Réduire les aides au logement
C’est la mesure la plus critiquée du plan du gouvernement : la baisse des aides au logement de cinq euros par mois, annoncée au cœur de l’été. Un coup dur, entre autres, pour les 2,6 millions de bénéficiaires des APL. Cette baisse sera effective dès le 1er octobre, avant d’être pérennisée l’an prochain. Mais la baisse pourrait être en réalité encore plus forte quand la loi "logement et mobilité" sera entrée en application.
En effet, les APL seront calculées sur les revenus en temps réel, et non plus sur les revenus d’il y a deux ans, comme c’est le cas actuellement. Or, la logique veut que les revenus augmentent d’année en année. Le nouveau mode de calcul risque donc d’entraîner une baisse des aides plus soudaine qu’avec l’actuel système. Le gouvernement espère en tirer deux milliards d’euros d’économie. Par ailleurs, si les revenus des parents d’étudiants qui bénéficient d’APL dépassent un certain seuil, qui reste à définir, alors les APL de l’enfant pourraient être supprimées.
Réviser le modèle du logement social
En plus de la baisse de cinq euros pour tous les bénéficiaires, le gouvernement envisage de porter la baisse des APL pour les locataires de HLM à 60 euros par mois. Pour tempérer la grogne suscitée par cette annonce, le gouvernement a prévu un système faisant supporter la baisse aux bailleurs sociaux. Ils pourraient être contraints de baisser les loyers de leurs locataires touchant l’APL, ce qui entraînerait mécaniquement une baisse du montant de l’aide. Le dispositif devrait rapporter 1,4 milliard d’euros.

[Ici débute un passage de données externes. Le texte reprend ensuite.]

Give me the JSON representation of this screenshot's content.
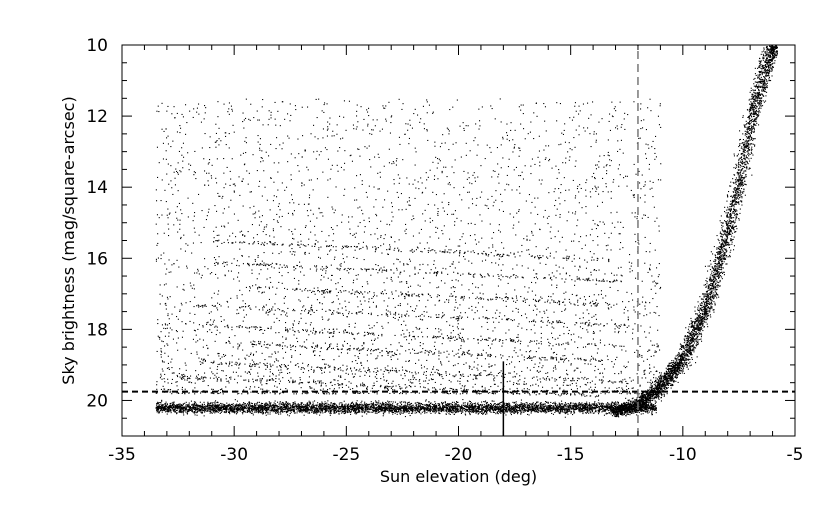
{
  "chart_data": {
    "type": "scatter",
    "title": "",
    "xlabel": "Sun elevation (deg)",
    "ylabel": "Sky brightness (mag/square-arcsec)",
    "xlim": [
      -35,
      -5
    ],
    "ylim": [
      21,
      10
    ],
    "y_inverted": true,
    "x_major_ticks": [
      -35,
      -30,
      -25,
      -20,
      -15,
      -10,
      -5
    ],
    "y_major_ticks": [
      10,
      12,
      14,
      16,
      18,
      20
    ],
    "x_tick_labels": [
      "-35",
      "-30",
      "-25",
      "-20",
      "-15",
      "-10",
      "-5"
    ],
    "y_tick_labels": [
      "10",
      "12",
      "14",
      "16",
      "18",
      "20"
    ],
    "x_minor_step": 1,
    "y_minor_step": 0.5,
    "grid": false,
    "legend": "none",
    "reference_lines": [
      {
        "orientation": "horizontal",
        "y": 19.75,
        "style": "dashed",
        "color": "#000000",
        "from_x": -35,
        "to_x": -5
      },
      {
        "orientation": "vertical",
        "x": -12,
        "style": "dashed",
        "color": "#777777",
        "from_y": 21,
        "to_y": 10
      },
      {
        "orientation": "vertical",
        "x": -18,
        "style": "solid",
        "color": "#000000",
        "from_y": 21,
        "to_y": 18.9
      }
    ],
    "series": [
      {
        "marker_color": "#000000",
        "point_density": "dense",
        "x_range": [
          -33.5,
          -6
        ],
        "y_range": [
          20.7,
          10
        ],
        "description_regions": {
          "night_floor_band": {
            "x": [
              -33.5,
              -12
            ],
            "y": [
              19.8,
              20.6
            ]
          },
          "twilight_rise": {
            "x": [
              -13,
              -6
            ],
            "y": [
              20.4,
              10.0
            ]
          },
          "scattered_cloudy": {
            "x": [
              -33.5,
              -12
            ],
            "y": [
              11.5,
              19.8
            ]
          }
        },
        "twilight_curve_samples": [
          {
            "x": -13.0,
            "y": 20.3
          },
          {
            "x": -12.0,
            "y": 20.1
          },
          {
            "x": -11.0,
            "y": 19.6
          },
          {
            "x": -10.0,
            "y": 18.8
          },
          {
            "x": -9.0,
            "y": 17.4
          },
          {
            "x": -8.0,
            "y": 15.2
          },
          {
            "x": -7.5,
            "y": 13.8
          },
          {
            "x": -7.0,
            "y": 12.2
          },
          {
            "x": -6.5,
            "y": 11.0
          },
          {
            "x": -6.0,
            "y": 10.0
          }
        ]
      }
    ]
  }
}
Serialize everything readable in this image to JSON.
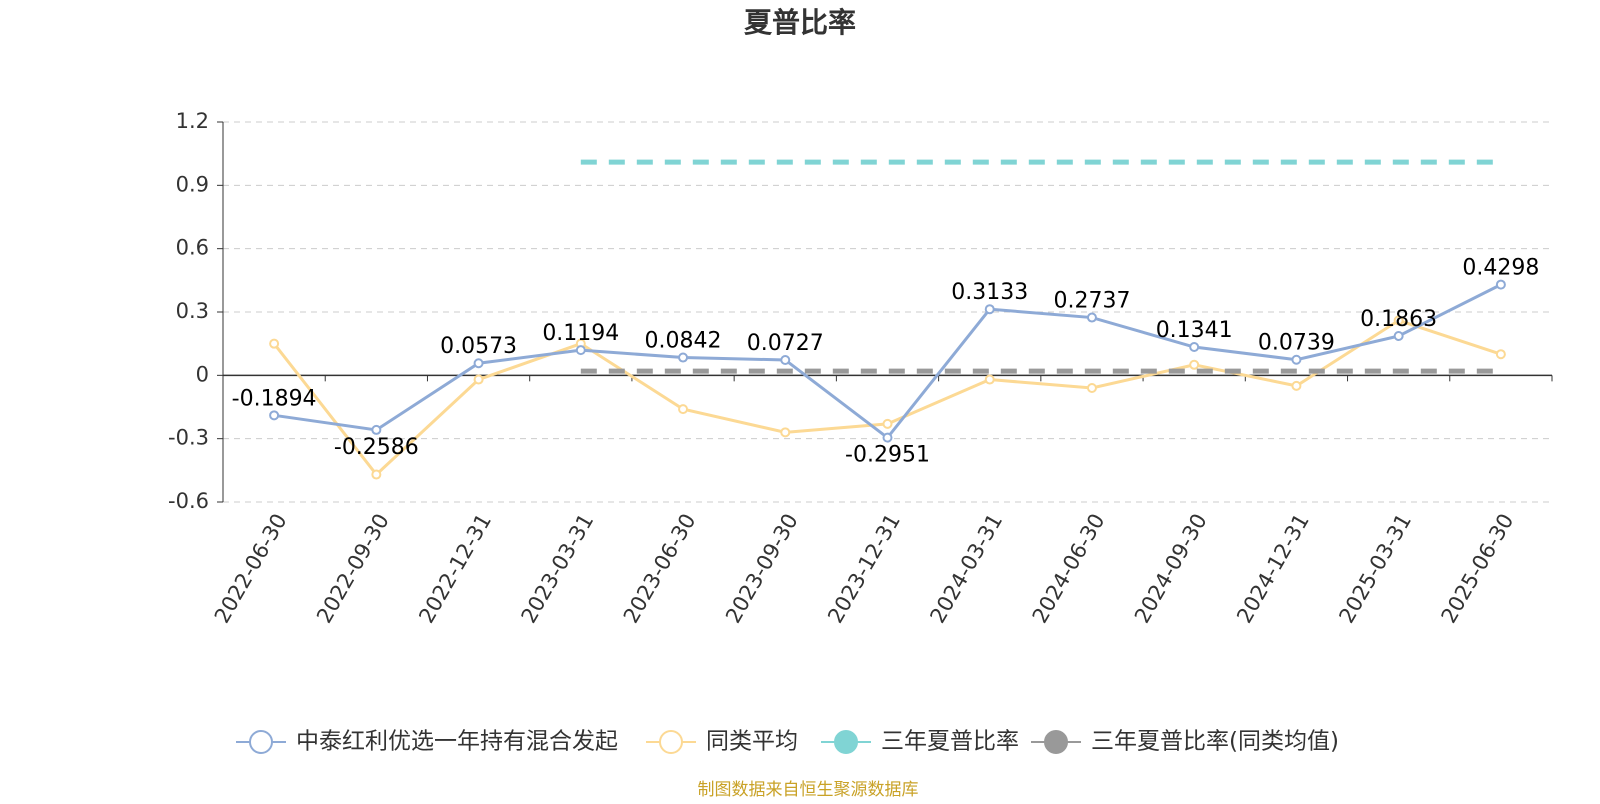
{
  "chart_data": {
    "type": "line",
    "title": "夏普比率",
    "categories": [
      "2022-06-30",
      "2022-09-30",
      "2022-12-31",
      "2023-03-31",
      "2023-06-30",
      "2023-09-30",
      "2023-12-31",
      "2024-03-31",
      "2024-06-30",
      "2024-09-30",
      "2024-12-31",
      "2025-03-31",
      "2025-06-30"
    ],
    "series": [
      {
        "name": "中泰红利优选一年持有混合发起",
        "color": "#8eaad6",
        "values": [
          -0.1894,
          -0.2586,
          0.0573,
          0.1194,
          0.0842,
          0.0727,
          -0.2951,
          0.3133,
          0.2737,
          0.1341,
          0.0739,
          0.1863,
          0.4298
        ]
      },
      {
        "name": "同类平均",
        "color": "#fcd994",
        "values": [
          0.15,
          -0.47,
          -0.02,
          0.15,
          -0.16,
          -0.27,
          -0.23,
          -0.02,
          -0.06,
          0.05,
          -0.05,
          0.26,
          0.1
        ]
      },
      {
        "name": "三年夏普比率",
        "color": "#80d4d4",
        "values": [
          null,
          null,
          null,
          1.01,
          1.01,
          1.01,
          1.01,
          1.01,
          1.01,
          1.01,
          1.01,
          1.01,
          1.01
        ]
      },
      {
        "name": "三年夏普比率(同类均值)",
        "color": "#999999",
        "values": [
          null,
          null,
          null,
          0.02,
          0.02,
          0.02,
          0.02,
          0.02,
          0.02,
          0.02,
          0.02,
          0.02,
          0.02
        ]
      }
    ],
    "ylim": [
      -0.6,
      1.2
    ],
    "yticks": [
      -0.6,
      -0.3,
      0,
      0.3,
      0.6,
      0.9,
      1.2
    ],
    "grid": true,
    "source": "制图数据来自恒生聚源数据库"
  }
}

Un dispositif "pas soutenable". Le plan logement ne stipule pas quels sont les loyers concernés ni les conditions de baisse des loyers, mais la réaction courroucée des organismes gestionnaires des HLM ne s’est pas faite attendre. "Le Mouvement HLM rappelle que cette mécanique de baisse parallèle des APL et des loyers dans le parc social n'est pas soutenable et qu'elle n'améliorera en rien le pouvoir d'achat des locataires bénéficiant de l'APL. Il s'agit d'une mesure dictée par la volonté de baisser les dépenses de l'État en s'attaquant aux plus faibles", dénonce le collectif d’organismes dans un communiqué.
Le plan logement doit aussi accélérer le turnover dans les HLM. Pour éviter les locations "à vie", la situation des locataires sera désormais réexaminée tous les six ans. La mesure fait déjà polémique, certains locataires craignant de devoir rendre les clés de leur appartement, auxquels ils sont attachés, au motif qu’il est trop grand pour eux (pour les personnes qui vivent seules) ou qu’il conviendrait mieux à une autre famille. Enfin, pour réaliser des économies, le gouvernement veut aussi accroître la vente de logements HLM à leurs occupants en passant à 40.000 par an, contre 8.000 à 10.000 aujourd’hui. Reste à trancher quels types de logements sociaux seront concernés.